Gradient descent visualization

weinzierl | 263 points

These are nice animations. However I've always hesitated to get too enamored with these simple 2D visualizations of gradient descent, because one of the strange takeaways from deep learning is that behavior in high dimensions is very different from behavior in low dimensions.

In a 2D problem with many local minima, like the "eggholder functions" [1], gradient descent will be hopeless. But neural net optimization in high dimensions really is a similar situation with many local minima, except gradient descent does great.

Gradient descent in high dimensions also seems to have the ability to "step over" areas of high loss, which you can see by looking at the loss of a linear interpolation between weights at successive steps of gradient descent. This, again, seems like extremely strange behavior with no low-dimensional analogue.

[1] https://www.sfu.ca/~ssurjano/egg.html

levocardia | 12 days ago

Note that such a 2D parameter space gives often the wrong intuition when thinking about applying gradient descent on high-dimensional parameter space.

Also, mini-batch stochastic gradient descent behaves more stochastic than just gradient descent.

albertzeyer | 12 days ago

Looks great!

Killer feature: allow arbitrary surfaces to be used (choice of 2D projection if in higher dimensions). And integrate in Python to allow use in production! Allow arbitrary zoom and level of detail of surface.

DrNosferatu | 12 days ago

Here is a project I created for myself (some time ago) to help visualize the gradient as a vector field.
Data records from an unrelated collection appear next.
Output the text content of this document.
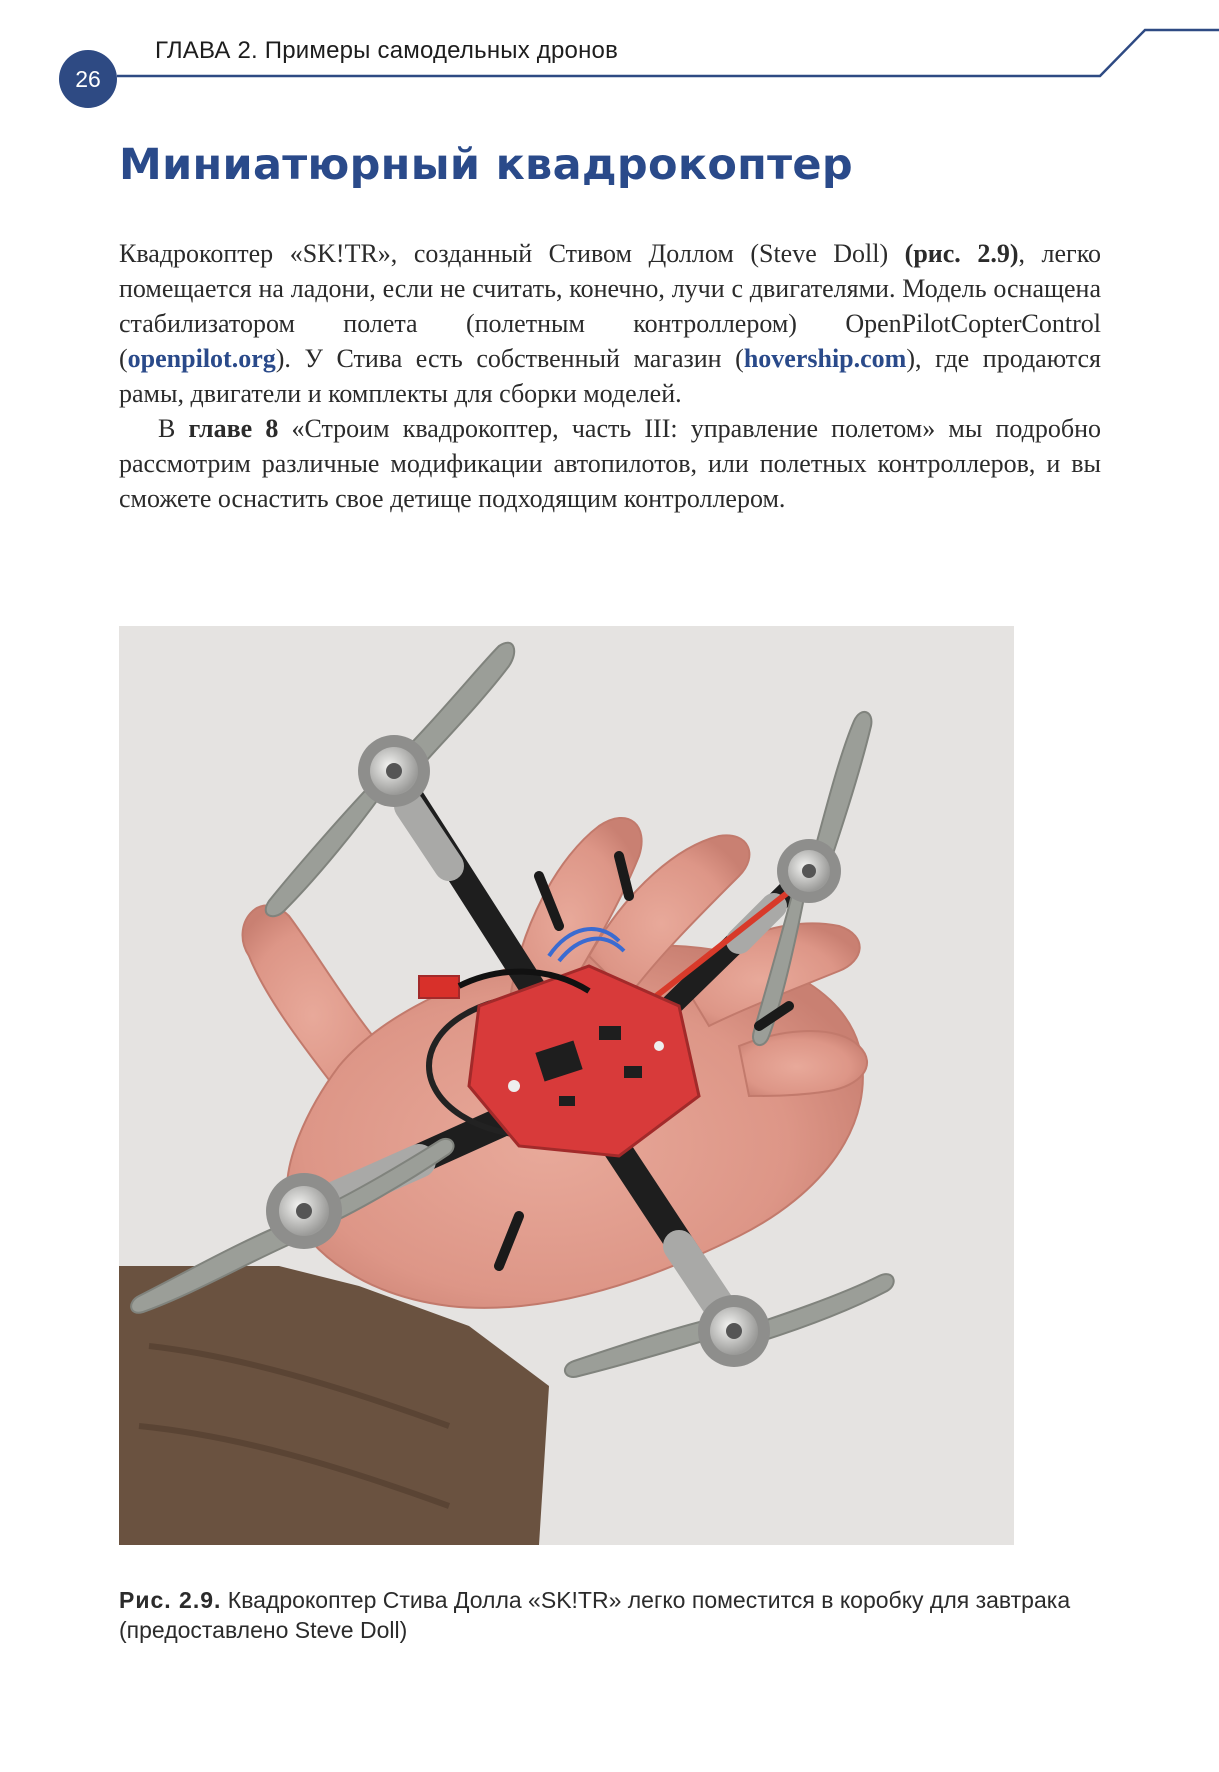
26
ГЛАВА 2. Примеры самодельных дронов
Миниатюрный квадрокоптер

Квадрокоптер «SK!TR», созданный Стивом Доллом (Steve Doll) (рис. 2.9), легко помещается на ладони, если не считать, конечно, лучи с двигателями. Модель оснащена стабилизатором полета (полетным контроллером) OpenPilotCopterControl (openpilot.org). У Стива есть собственный магазин (hovership.com), где продаются рамы, двигатели и комплекты для сборки моделей.

В главе 8 «Строим квадрокоптер, часть III: управление полетом» мы подробно рассмотрим различные модификации автопилотов, или полетных контроллеров, и вы сможете оснастить свое детище подходящим контроллером.

Рис. 2.9. Квадрокоптер Стива Долла «SK!TR» легко поместится в коробку для завтрака (предоставлено Steve Doll)
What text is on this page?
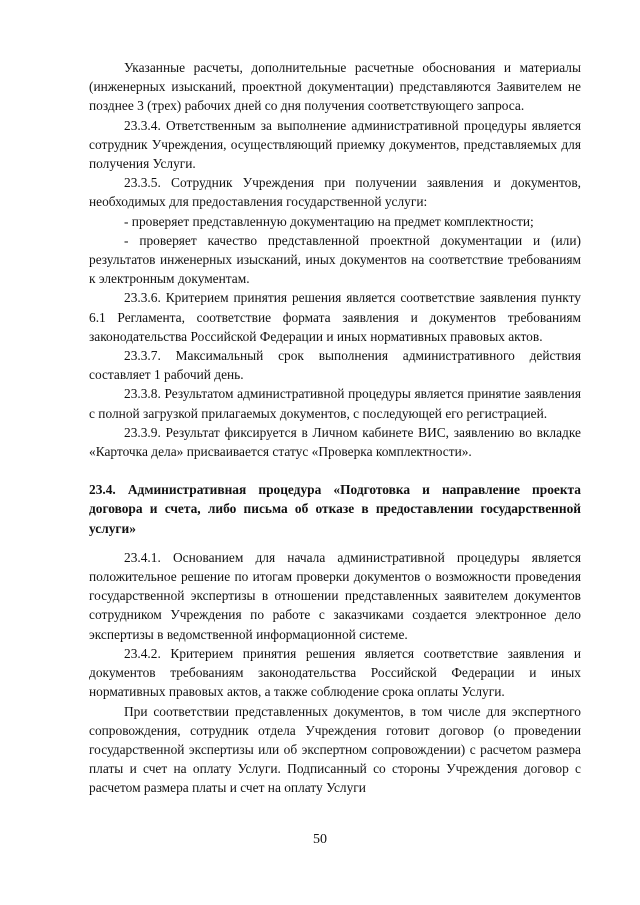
Указанные расчеты, дополнительные расчетные обоснования и материалы (инженерных изысканий, проектной документации) представляются Заявителем не позднее 3 (трех) рабочих дней со дня получения соответствующего запроса.

23.3.4. Ответственным за выполнение административной процедуры является сотрудник Учреждения, осуществляющий приемку документов, представляемых для получения Услуги.

23.3.5. Сотрудник Учреждения при получении заявления и документов, необходимых для предоставления государственной услуги:

- проверяет представленную документацию на предмет комплектности;

- проверяет качество представленной проектной документации и (или) результатов инженерных изысканий, иных документов на соответствие требованиям к электронным документам.

23.3.6. Критерием принятия решения является соответствие заявления пункту 6.1 Регламента, соответствие формата заявления и документов требованиям законодательства Российской Федерации и иных нормативных правовых актов.

23.3.7. Максимальный срок выполнения административного действия составляет 1 рабочий день.

23.3.8. Результатом административной процедуры является принятие заявления с полной загрузкой прилагаемых документов, с последующей его регистрацией.

23.3.9. Результат фиксируется в Личном кабинете ВИС, заявлению во вкладке «Карточка дела» присваивается статус «Проверка комплектности».

23.4. Административная процедура «Подготовка и направление проекта договора и счета, либо письма об отказе в предоставлении государственной услуги»

23.4.1. Основанием для начала административной процедуры является положительное решение по итогам проверки документов о возможности проведения государственной экспертизы в отношении представленных заявителем документов сотрудником Учреждения по работе с заказчиками создается электронное дело экспертизы в ведомственной информационной системе.

23.4.2. Критерием принятия решения является соответствие заявления и документов требованиям законодательства Российской Федерации и иных нормативных правовых актов, а также соблюдение срока оплаты Услуги.

При соответствии представленных документов, в том числе для экспертного сопровождения, сотрудник отдела Учреждения готовит договор (о проведении государственной экспертизы или об экспертном сопровождении) с расчетом размера платы и счет на оплату Услуги. Подписанный со стороны Учреждения договор с расчетом размера платы и счет на оплату Услуги

50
https://github.com/GistNoesis/VisualizeGradient

Probably best used as a support material with someone teaching along the way the right mental picture one should have.
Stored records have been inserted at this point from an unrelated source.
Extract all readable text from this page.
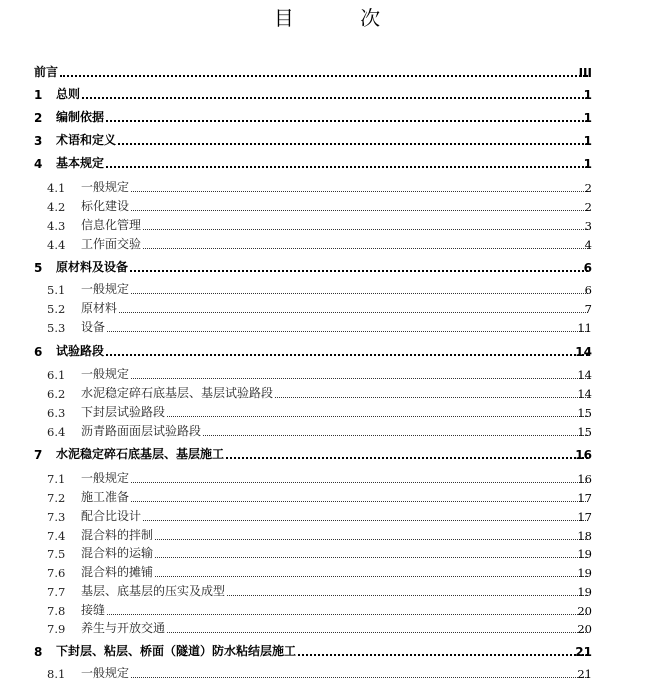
目 次
前言	III
1 总则	1
2 编制依据	1
3 术语和定义	1
4 基本规定	1
4.1 一般规定	2
4.2 标化建设	2
4.3 信息化管理	3
4.4 工作面交验	4
5 原材料及设备	6
5.1 一般规定	6
5.2 原材料	7
5.3 设备	11
6 试验路段	14
6.1 一般规定	14
6.2 水泥稳定碎石底基层、基层试验路段	14
6.3 下封层试验路段	15
6.4 沥青路面面层试验路段	15
7 水泥稳定碎石底基层、基层施工	16
7.1 一般规定	16
7.2 施工准备	17
7.3 配合比设计	17
7.4 混合料的拌制	18
7.5 混合料的运输	19
7.6 混合料的摊铺	19
7.7 基层、底基层的压实及成型	19
7.8 接缝	20
7.9 养生与开放交通	20
8 下封层、粘层、桥面（隧道）防水粘结层施工	21
8.1 一般规定	21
A great exercise is to have the student (or yourself) draw this visualization with pen and paper, (both in 2d and 3d), for various functions. And you can make the connection to the usual "tangent" on the curve of a derivative.

GistNoesis | 12 days ago

Ignoring the dimensionality issue for a moment, wouldn't this also represent neural network training on a single training example/batch rather than on the whole trainset?

Still a beginner in this area, but my understanding is that the standard training procedure for neural networks used today involves computing the loss ("height" of the ball) and gradient ("slope" below the ball) for one instance, then moving the ball one step in the gradient's direction, then repeating the process with a different instance.

(You will also typically group a small number of instances together in a batch and process them in the same iteration - but that's for efficiency reasons, not because it's essential to the train algorithm)

So if you wanted to visualise the entire training procedure, I'd imagine an animation of a smoothly rolling ball but with a rapidly changing "landscape" underneath.

Would that be correct?

(Writing this out of genuine curiosity, not as a criticism of the project. I think a lot more work should be done on useful visualisations in this area - and this is an incredibly helpful start.)

xg15 | 10 days ago

I love creating things to solidify my intuition about topics. When I learned about gradient descent, I saw this repo and was inspired to create my own toy Python package for visualizing gradient descent.

My package, which uses PyVista for visualization:

https://github.com/JacobBumgarner/grad-descent-visualizer

j_bum | 12 days ago

I thought gradient descent always followed the steepest slope, this looks like a physics simulation where marbles are rolling down hills. In mathematical gradient descent do you really oscillate around the minimum like a marble rocking back and forth in a pit?

Edit: Oh, I see. The animations are "momentum" gradient descent

umvi | 12 days ago

This is great!

Which open source license is this under? (Absence of license by default implies 'copyrighted', which in this case could be in conflict with the Qt open source license. Note: I am not a lawyer.)

alok-g | 12 days ago

As a extremely visual thinker/learner, thank you for creating this!

Many things that were too abstract on paper and formulas are MUCH easier to understand this way.

can16358p | 12 days ago